Horizon's position is without merit. Even if Horizon erroneously made the payment to NJBI, it has waived its right to assert the Plan's "experimental and investigational" provision to deny coverage. The Third Circuit defines waiver as the intentional and voluntary relinquishment of a known right. Boylan v. Jackson Nat'l Life Ins. Co., Inc., 353 Fed.Appx. 708, 711 (3d Cir. 2009); Elizabethtown Water Co. v. Hartford Cas. Ins. Co., 15 F.Supp.2d 561, 565 (D.N.J. 1998). Horizon undoubtedly waived the applicability of the "experimental and investigational" clause when it first denied coverage on this ground but later reversed course and determined that coverage applied. As such, Horizon intentionally and voluntarily relinquished its contractual right to deny coverage based upon the "experimental and investigational" provision. Therefore, summary judgment is denied on Horizon's counterclaim that seeks to recoup the payment it made to NJBI.

It should be noted that estoppel also applies to prevent Horizon from asserting the "experimental and investigational" provision as a basis for denying coverage. "Estoppel is an equitable doctrine invoked by the courts to preclude a party from asserting a claim or defense which is premised upon that party's wrongdoing." U.S. v. Board of Educ. of the City of Union City, 697 F.Supp. 167, 178 (D.N.J. 1988) (citing Lovell Mfg., a Div. of Patterson-Erie Corp., v. Export-Import Bank of U.S., 777 F.2d 894, 898 (3d Cir. 1985)). "Estoppel requires 1) words, acts, conduct or acquiescence causing another to believe in the existence of a certain state of things; 2) willfulness or negligence with regard to the acts, conduct or acquiescence; and 3) detrimental reliance by the other party upon the state of things so indic[a]ted." Lovell Mfg., 777 F.2d at 898 (citing Federal Deposit Ins. Corp. v. Harrison, 735 F.2d 408, 413 (11th Cir. 1984)).

After Horizon initially denied NJBI's claim based on the "experimental and investigational" provision, Horizon never again raised this clause as potentially precluding coverage despite two internal appellate reviews. In fact, Horizon concedes that it did not advance the clause as a bar to coverage again until Horizon filed its counterclaim in this matter. (Def.'s Br. 19.) NJBI relied on Horizon's failure to raise this clause as a bar to coverage. To be sure, when discussing Horizon's recent assertion of the clause to refuse coverage, NJBI argues that had it "been provided with specific detail regarding the basis for the reimbursement and denial of payment now sought by Horizon, then [NJBI] would have addressed every concern more thoroughly and specifically as part of the administrative appeal process." (Pl.'s Br. 12.) Thus, Horizon's summary judgment motion is denied with respect to its counterclaim.

b.

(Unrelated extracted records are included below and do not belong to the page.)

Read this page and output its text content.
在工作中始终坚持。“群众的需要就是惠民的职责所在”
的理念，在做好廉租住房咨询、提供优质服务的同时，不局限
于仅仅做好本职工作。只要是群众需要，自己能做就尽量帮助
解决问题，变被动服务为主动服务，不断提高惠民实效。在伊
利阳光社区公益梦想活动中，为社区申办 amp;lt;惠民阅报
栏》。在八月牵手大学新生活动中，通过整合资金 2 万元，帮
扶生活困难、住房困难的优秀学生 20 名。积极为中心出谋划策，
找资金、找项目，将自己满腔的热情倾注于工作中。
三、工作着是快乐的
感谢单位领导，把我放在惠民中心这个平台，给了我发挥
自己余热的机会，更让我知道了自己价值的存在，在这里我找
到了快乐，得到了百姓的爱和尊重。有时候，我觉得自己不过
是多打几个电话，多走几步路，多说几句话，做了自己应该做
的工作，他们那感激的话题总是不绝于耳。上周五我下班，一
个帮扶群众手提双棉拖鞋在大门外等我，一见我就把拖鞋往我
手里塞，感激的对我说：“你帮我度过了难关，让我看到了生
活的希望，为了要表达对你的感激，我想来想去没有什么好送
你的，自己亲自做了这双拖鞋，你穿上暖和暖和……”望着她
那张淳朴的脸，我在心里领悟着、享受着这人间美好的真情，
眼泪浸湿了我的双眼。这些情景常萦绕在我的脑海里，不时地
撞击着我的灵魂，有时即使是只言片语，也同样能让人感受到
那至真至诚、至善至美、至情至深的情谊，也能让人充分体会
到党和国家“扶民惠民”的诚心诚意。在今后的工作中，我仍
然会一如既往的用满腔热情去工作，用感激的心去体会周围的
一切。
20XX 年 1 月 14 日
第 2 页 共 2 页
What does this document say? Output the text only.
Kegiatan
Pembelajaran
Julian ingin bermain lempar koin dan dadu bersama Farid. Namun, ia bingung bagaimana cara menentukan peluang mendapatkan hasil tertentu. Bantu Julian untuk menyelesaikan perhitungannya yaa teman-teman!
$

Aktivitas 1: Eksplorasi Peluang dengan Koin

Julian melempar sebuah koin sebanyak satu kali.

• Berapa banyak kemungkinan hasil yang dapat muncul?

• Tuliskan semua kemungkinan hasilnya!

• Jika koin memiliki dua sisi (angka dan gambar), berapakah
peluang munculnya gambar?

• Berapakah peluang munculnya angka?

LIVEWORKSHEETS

Attorneys' Fees

Likewise, summary judgment is denied with respect to Horizon's application for attorneys' fees and costs. (Def.'s Br. 20.) ERISA grants district courts broad discretion to award any party attorneys' fees and costs in an ERISA action. See 29 U.S.C. § 1132(g). To guide district courts, the Third Circuit in McPherson v. Employees' Pension Plan of America Re-Insurance. Co., Inc., 33 F.3d 253, 254 (3d Cir. 1994), set forth five factors that courts may consider:

(1) the offending parties' culpability or bad faith; (2) the ability of the offending parties to satisfy an award of attorneys' fees; (3) the deterrent effect of an award of attorneys' fees against the offending parties; (4) the benefit conferred on members of the pension plan as a whole; and (5) the relative merits of the parties' position.

Id. (citing Ursic v. Bethlehem Mines, 719 F.2d 670, 673 (3d Cir.1983)).

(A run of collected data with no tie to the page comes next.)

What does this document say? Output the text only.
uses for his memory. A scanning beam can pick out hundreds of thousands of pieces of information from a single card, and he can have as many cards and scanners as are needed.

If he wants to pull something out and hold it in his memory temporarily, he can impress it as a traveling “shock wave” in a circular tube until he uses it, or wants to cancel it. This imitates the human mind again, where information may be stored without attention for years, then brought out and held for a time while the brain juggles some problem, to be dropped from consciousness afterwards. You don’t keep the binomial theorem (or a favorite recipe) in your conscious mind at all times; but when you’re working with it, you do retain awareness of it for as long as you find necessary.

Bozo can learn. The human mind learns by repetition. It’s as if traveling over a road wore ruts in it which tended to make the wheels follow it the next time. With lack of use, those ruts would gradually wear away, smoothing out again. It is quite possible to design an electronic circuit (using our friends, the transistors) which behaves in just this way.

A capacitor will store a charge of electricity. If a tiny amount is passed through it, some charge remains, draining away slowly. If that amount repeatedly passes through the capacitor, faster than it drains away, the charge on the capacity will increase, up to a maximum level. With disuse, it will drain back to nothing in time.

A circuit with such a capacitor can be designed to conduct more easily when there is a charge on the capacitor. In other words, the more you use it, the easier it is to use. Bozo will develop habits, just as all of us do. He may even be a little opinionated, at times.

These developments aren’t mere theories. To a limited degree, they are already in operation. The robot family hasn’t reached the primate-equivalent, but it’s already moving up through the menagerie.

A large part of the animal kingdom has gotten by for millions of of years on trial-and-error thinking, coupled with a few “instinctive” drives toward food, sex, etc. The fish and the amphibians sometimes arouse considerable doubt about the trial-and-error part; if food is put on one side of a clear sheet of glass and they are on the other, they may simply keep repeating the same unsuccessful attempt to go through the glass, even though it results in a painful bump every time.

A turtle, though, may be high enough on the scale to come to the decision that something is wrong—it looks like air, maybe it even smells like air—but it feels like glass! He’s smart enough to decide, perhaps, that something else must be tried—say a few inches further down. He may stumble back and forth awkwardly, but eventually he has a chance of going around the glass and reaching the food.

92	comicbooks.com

In short, there is no basis for Horizon to be awarded attorneys' fees and costs. Nothing in the record indicates bad faith on the part of NJBI in bringing this action. NJBI exhausted Horizon's internal appellate process and bringing this action was simply the next step in NJBI attempting to obtain monies to which it believes it is entitled. As such, summary judgment is denied on Horizon's application for attorneys' fees and costs.


For the reasons stated above, Defendant's Summary Judgment Motion is granted in part and denied in part.